The online docket record for the case, No. 06-E-1391, indicates that a number of tenants did write to the PSC to appeal the submetering order, which had been routinely approved in April 2007 based on a PSC staff recommendation. The September 2007 appeals of the tenants were filed as petitions for rehearing, but apparently were not acted on by the PSC.
The Petition of Bay City Metering claims the owner complied with the PSC regulations on submetering, but does not mention whether the owner complied with requirements of the PSC's specific order that applies to the building. The PSC regulations mainly spell out what an owner must promise to do when it applies for permission to submeter, while the PSC submetering orders typically are more detailed. For example, they typically require creation of a revised lease agreement which creates and specifies the rates, terms and conditions of electric service and enforcement mechanisms. PULP believes such contracts or lease riders are essential to actually create the necessary contractual terms and conditions of service in the absence of any PSC-approved, filed tariff of the submeterer.

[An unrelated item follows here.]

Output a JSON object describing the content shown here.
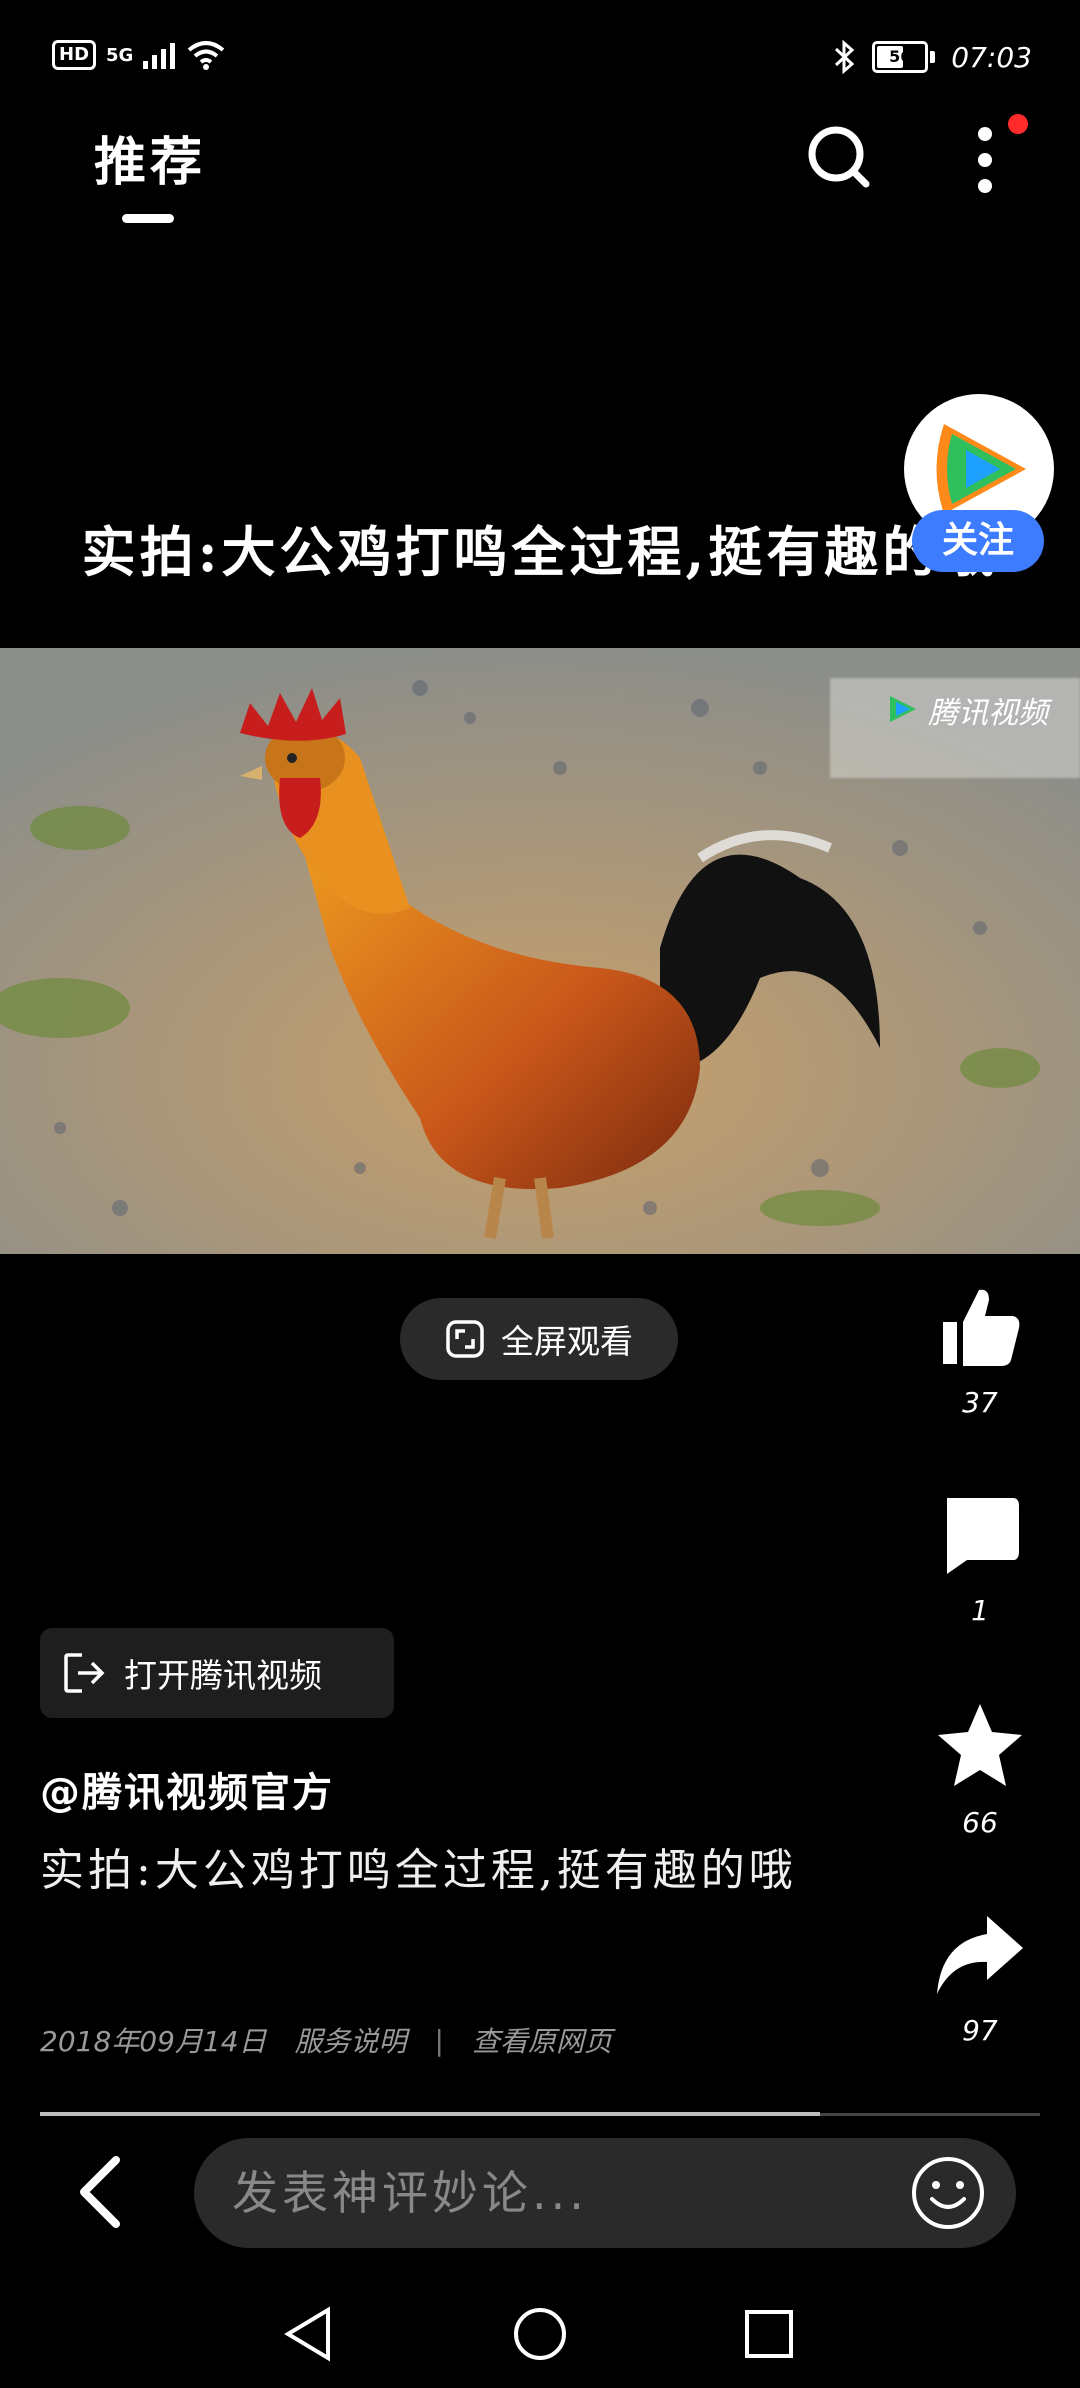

In the Order approving the application of 430 Realty Company to submeter, the PSC stated:
The lease agreement will summarize the information contained in the application to submeter. The Applicant certifies that the method of rate calculation, rate cap, complaint procedures, tenant protections, and the enforcement mechanisms will be incorporated in plain language in all current and future lease agreements. including the rate cap, method of rate calculation, and the HEFPA complaint procedures.**** The Owner will also disclose, as a component of the lease agreement, that a new §53 to the PSL took effect on June 18, 2003, imposing the requirements of PSL Article 2 on any entity that sells or facilitates the sale of electricity to residential customers.The Petition contains a rather detailed description of a complaint procedure, but does not indicate whether the procedure described in the Petition is actually implemented and is included in all leases as part of the agreement for service.
Service termination is not the only way for an owner to collect from a tenant who has not paid for submetered service. If the owner has a valid contract containing rates, terms and conditions of service filed with and approved by the PSC, then the owner should be able to sue, like any other creditor, prove liability, and collect the debt if he can prevail over any defenses raised by a tenant. Also, as with any business, there is always some risk of nonpayment due to a variety of reasons, and there is no reason why the owner should not live with the terms and conditions it asked for when the order was first obtained.
Certainly, the PSC should require the owner to provide individual notice to each tenant regarding the petition containing accurate information about how the tenants may comment on the Petition before it is acted upon.
Before acting on the owner's Petition to amend the existing submetering Order, the Commission should conduct a review to determine if the owner has complied with it. This should include an inquiry to determine if the owner complied with all provisions of the prior PSC order before considering whether to grant the owner's request and allow termination of service. For example, the Commission should check whether the owner established valid service agreements for electric service in any lease rider or other binding document with all its terms and conditions filed with and approved by the Commission.